What are the benefits of inventory financing?

Inventory financing comes with several perks, including:

  • Expedites shipping for overseas suppliers. Shipping inventory from overseas can mean significant delays, especially if you have to put off paying your supplier. An unsecured inventory loan can expedite shipping, helping to eliminate unnecessary delays. You may also want to consider trade finance for international business transactions.
  • Avoid using working capital. You don’t have to dig into your working capital to unlock cash flow.
  • Enhances your business’s reputation. This solution can also help boost your business reputation because you’re able to take on bigger orders, which will increase your business capacity and maximize turnover.

What should I keep in mind before applying?
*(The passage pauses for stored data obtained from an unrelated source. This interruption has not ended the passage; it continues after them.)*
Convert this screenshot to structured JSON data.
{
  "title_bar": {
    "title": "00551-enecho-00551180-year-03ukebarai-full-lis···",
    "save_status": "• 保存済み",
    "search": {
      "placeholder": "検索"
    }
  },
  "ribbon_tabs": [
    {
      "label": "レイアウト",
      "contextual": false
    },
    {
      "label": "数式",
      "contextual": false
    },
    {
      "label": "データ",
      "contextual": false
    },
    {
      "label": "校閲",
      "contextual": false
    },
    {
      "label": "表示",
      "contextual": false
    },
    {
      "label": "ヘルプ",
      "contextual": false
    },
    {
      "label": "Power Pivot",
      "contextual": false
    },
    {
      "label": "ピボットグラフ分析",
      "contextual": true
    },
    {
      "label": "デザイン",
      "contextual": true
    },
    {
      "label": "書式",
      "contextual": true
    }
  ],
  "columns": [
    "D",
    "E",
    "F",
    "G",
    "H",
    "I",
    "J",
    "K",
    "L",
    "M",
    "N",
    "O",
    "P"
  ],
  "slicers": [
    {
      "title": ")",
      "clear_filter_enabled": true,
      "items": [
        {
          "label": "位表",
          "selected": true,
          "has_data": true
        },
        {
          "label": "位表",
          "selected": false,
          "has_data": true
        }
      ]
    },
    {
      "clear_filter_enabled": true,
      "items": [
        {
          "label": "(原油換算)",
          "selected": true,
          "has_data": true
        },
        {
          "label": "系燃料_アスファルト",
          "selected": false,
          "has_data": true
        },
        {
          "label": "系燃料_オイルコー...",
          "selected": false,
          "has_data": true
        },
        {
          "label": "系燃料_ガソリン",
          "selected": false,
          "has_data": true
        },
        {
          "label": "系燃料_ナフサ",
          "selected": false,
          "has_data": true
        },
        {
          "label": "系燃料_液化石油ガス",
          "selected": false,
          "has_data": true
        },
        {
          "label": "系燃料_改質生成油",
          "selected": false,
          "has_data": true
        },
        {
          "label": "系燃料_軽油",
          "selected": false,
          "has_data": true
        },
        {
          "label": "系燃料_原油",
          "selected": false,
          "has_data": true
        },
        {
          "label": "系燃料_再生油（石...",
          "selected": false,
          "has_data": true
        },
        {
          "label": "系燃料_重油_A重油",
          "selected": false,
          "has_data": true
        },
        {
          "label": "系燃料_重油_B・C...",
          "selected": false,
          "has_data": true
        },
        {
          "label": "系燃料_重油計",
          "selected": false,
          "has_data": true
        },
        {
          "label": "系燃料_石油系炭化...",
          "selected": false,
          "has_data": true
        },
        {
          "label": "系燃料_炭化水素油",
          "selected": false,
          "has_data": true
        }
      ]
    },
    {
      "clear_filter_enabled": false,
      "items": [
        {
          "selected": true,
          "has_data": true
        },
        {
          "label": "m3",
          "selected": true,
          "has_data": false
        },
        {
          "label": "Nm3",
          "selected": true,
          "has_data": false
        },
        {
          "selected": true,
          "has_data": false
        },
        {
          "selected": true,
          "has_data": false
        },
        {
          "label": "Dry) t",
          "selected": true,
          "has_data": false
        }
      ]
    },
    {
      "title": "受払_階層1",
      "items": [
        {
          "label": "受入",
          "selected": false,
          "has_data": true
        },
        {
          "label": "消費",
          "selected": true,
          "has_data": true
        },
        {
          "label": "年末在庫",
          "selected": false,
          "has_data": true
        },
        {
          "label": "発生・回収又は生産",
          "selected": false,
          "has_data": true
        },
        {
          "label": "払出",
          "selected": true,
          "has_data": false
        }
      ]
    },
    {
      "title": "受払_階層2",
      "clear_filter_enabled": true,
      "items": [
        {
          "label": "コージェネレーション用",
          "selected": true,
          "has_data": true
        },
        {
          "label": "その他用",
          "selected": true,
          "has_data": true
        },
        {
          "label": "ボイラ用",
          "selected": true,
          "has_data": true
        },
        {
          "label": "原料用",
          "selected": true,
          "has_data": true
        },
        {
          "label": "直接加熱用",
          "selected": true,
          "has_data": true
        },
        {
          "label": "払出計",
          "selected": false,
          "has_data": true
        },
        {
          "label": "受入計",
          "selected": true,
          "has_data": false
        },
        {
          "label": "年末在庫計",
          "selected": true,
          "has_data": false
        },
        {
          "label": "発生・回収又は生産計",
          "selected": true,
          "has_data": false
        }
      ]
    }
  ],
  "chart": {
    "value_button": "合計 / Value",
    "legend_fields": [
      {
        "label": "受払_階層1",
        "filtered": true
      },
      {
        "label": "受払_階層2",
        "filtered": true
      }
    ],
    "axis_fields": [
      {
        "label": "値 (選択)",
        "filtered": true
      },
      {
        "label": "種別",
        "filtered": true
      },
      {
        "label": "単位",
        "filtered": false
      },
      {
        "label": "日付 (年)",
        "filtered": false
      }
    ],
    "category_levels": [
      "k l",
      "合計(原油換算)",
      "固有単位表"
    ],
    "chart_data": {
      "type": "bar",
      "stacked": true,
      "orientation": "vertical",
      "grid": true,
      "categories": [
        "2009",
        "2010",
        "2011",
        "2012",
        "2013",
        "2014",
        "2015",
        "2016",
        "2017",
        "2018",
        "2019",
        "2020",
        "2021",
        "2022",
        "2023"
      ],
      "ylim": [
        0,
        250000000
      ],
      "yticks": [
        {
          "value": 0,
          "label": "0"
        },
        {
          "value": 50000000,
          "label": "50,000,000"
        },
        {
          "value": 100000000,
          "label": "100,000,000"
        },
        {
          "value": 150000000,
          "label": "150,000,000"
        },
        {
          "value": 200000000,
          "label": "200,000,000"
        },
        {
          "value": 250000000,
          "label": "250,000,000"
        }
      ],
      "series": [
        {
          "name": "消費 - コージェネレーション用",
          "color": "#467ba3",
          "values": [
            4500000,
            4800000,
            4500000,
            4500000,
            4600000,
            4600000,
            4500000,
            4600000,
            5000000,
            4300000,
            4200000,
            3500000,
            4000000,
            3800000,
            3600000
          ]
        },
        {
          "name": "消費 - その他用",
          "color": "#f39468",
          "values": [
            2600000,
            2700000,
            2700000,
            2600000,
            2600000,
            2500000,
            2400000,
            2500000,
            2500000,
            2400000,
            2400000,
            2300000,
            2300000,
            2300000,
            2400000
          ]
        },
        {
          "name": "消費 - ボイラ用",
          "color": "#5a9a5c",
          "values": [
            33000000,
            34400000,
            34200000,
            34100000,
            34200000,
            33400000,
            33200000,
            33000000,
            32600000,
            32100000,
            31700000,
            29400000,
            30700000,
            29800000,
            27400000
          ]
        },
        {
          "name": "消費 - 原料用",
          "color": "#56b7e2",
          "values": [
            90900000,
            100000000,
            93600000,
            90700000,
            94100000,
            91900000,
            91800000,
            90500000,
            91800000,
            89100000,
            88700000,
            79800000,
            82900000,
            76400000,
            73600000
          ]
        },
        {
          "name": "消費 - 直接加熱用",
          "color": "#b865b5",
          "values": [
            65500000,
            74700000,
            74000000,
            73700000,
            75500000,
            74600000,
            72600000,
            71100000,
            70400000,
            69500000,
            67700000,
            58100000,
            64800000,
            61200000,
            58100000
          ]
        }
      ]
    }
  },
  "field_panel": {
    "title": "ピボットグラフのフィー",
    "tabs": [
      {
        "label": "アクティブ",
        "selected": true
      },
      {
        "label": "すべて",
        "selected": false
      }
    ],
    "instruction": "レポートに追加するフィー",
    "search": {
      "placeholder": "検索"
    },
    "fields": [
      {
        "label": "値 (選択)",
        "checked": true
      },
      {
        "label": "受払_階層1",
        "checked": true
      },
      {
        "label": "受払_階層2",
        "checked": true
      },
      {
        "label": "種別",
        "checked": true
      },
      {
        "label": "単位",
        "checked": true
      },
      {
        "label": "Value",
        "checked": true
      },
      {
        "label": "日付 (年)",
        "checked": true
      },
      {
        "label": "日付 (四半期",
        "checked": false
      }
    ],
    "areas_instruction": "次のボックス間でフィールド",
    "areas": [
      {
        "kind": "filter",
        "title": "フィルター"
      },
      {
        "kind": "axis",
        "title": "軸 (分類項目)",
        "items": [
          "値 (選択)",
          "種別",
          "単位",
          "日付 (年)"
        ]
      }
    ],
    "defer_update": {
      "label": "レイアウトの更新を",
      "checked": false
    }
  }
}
There are a few questions you can ask yourself before applying to ensure it’s the right decision:

  • What is the nature of your inventory? Slow-selling inventory may not be ideal for this type of financing, as you may not find a lender who’ll approve you.
  • What is your credit like? You will generally need good credit to be eligible for inventory financing.
  • Are you confident in your inventory? Remember the lender has the right to inspect the inventory to ensure it’s maintained its value.

Bottom line

Inventory financing can be a useful option to keep your business moving if your cash flow relies on maintaining lots of inventory at once. Make sure you compare your loan options before selecting a lender to ensure you get the right terms for your business’s needs.